Somehow, from that, I created spectacular gardens. Along the way I realized I needed hardscape too, and we added a stone patio, a gravel sitting area, and I even built a low stone wall myself and put in a tiny but effective stone creek bed. It all helped.
We added bluestone paths, and furniture in the sitting areas.
But I was never satisfied with the whole. It was out of control (too much work, too much a jumble of plants), the sitting areas were disconnected (around to the side of the house, not convenient, not shady enough), the garden tchotchkes I added were haphazard (trellises, pyramids, stone things, plant stands . . ), it all felt too random.
Everything I added seemed to require something else to tie it together and I was just adding more, more, more.
It was beautiful but unsatisfying and I didn't know why.

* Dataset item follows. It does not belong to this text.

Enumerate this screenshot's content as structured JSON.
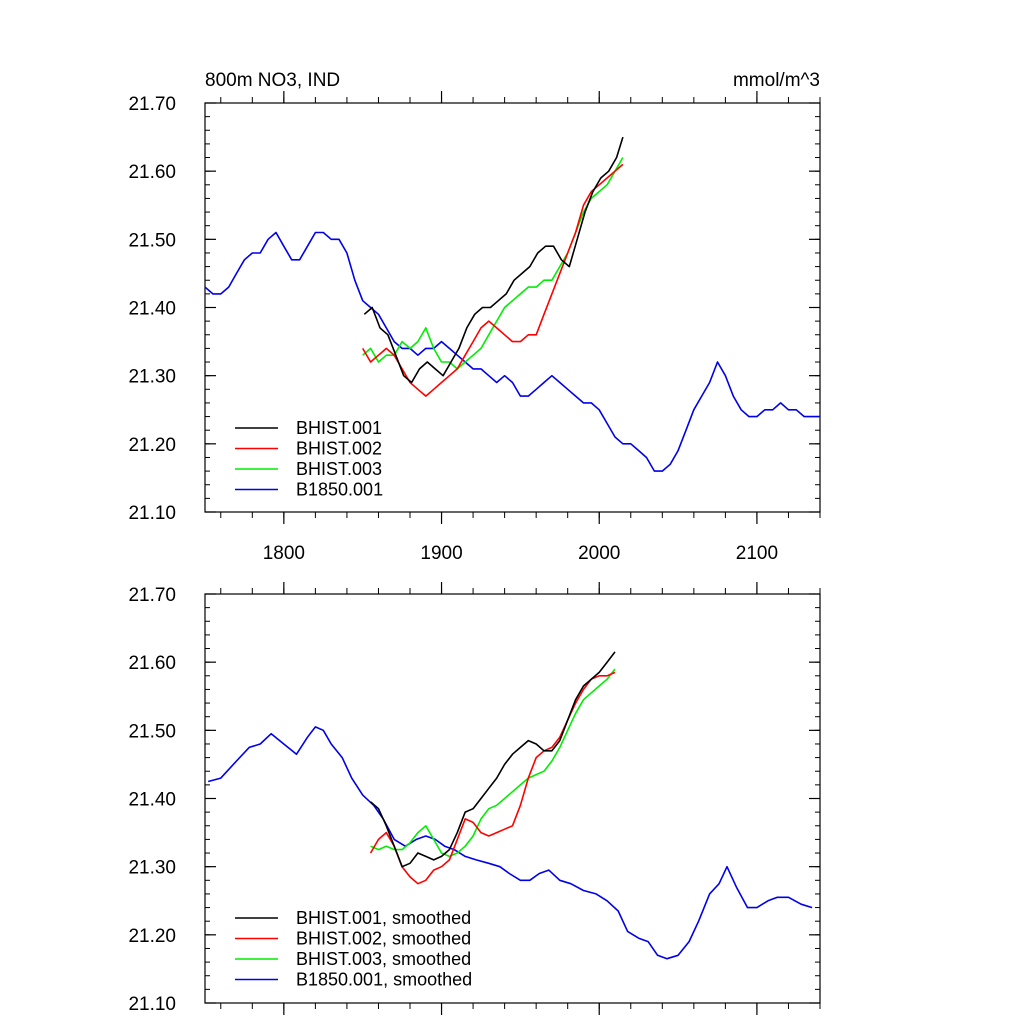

Reading A Pattern Garden explains why I struggled so. Easton bases her garden design on the Christopher Alexander book A Pattern Language -- the 1,000 page academic slab of a book on urban design principles that explained the connected web of how we experience spaces we live in.
Her book is really accessible and has tons of gorgeous high resolution photographs to show what she means. She describes patterns that make an outdoor space feel right, no matter what climate or setting it is in.
It's clear to me now that my Connecticut garden experiment was lacking these patterns, although I stumbled onto some of the ideas by chance as I went along.
My Santa Fe garden is much more satisfying, much more tied together, and I know why now. It is smaller, of course, so not comparable to my old garden in size, but it's the scale of it that works. And that's the first pattern she identifies. Here are all of them:
Scale (ease, comfort)Garden rooms (use and purpose)Pathways (movement)Bridges and gates (reveal, disclose)Shelters and borders (define, enclose)Focal point (where the eye goes)Sheds and workspaces (working in a garden)Patios and terraces (living in a garden)Water (of course)Ornamentation and containers (art)Materials (the background for all of it)
Maybe everybody intuitively knows this stuff, but I didn't. When I arrived here in my New Mexico home, most of the outdoor patterns were already established and it's easier to build new gardens with the needed elements mostly in place.
The patterns of good design are here and even though the climate is a bitter challenge and my plants are still puny, this place feels so right in a way my grander gardens in New England never did.
What fun, though, to go back over old garden photos and see how it all looked back then, even with my new knowledge of what was wrong!